Should we say $0.\bar9$ *can* equal $1$ also in the hyperreals?

Question

Consider the sequence $R_n$ of repunits, defined as $\displaystyle\frac{10^n-1}{9}$. We have $$\frac{R_{n+1}}{R_n}=\frac{9}{9} \frac{10^{n+1}-1}{10^n -1}=\frac{10^{n+1}-1}{10^n -1}=\frac{\overbrace{99\cdots99}^{n \ \text{nines}}}{\underbrace{99\cdots99}_{n-1 \ \text{nines}}}=\frac{100\cdots009-10}{\underbrace{99\cdots9}_{n-1 \ \text{nines}}}=10.\overline{00\cdots09},$$ (where the first sequence of zeros contains $n$ of them and the second $n-1$), and thus $$\frac{R_2}{R_1}=\frac{99}{9}=11\cdot\frac99=10.\bar9. $$Let $n.d_0d_1d_2\cdots;\cdots d_{H-1}d_{H}d_{H+1}\cdots$ be the decimal representation of a hyperreal number between $n$ and $n+1$. To the left of the semicolon one finds the standard decimal part, the non-standard one to the right of it.
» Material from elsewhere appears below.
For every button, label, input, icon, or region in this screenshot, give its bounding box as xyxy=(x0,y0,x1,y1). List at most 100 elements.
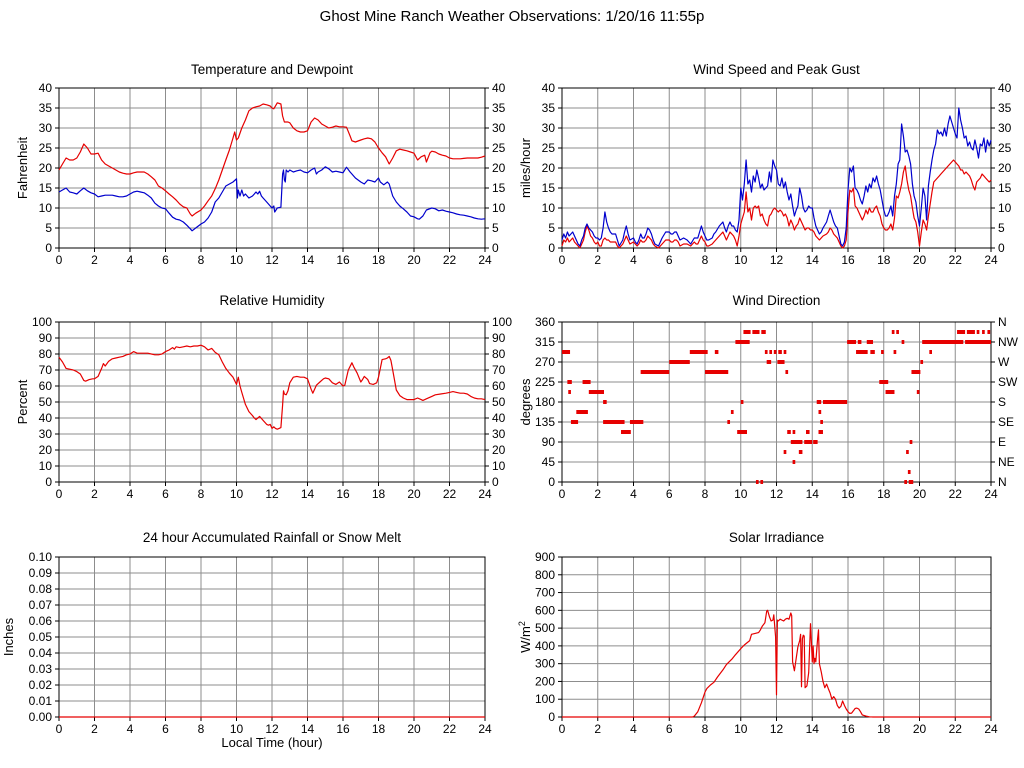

Since we do not want $\frac99<1$, isn't the equality above an argument for the representation $n.999\cdots;\cdots999\cdots$, perhaps more succintly expressable as $n.\overset{\infty}{\bar9}$, of $n+1$? Then again, how does that combine with the non-existence of $0.000\cdots;\cdots999\cdots$ (all the digits after the semicolon are nines)? Do we need to deny the existence of $0.999\cdots;\cdots000\cdots$?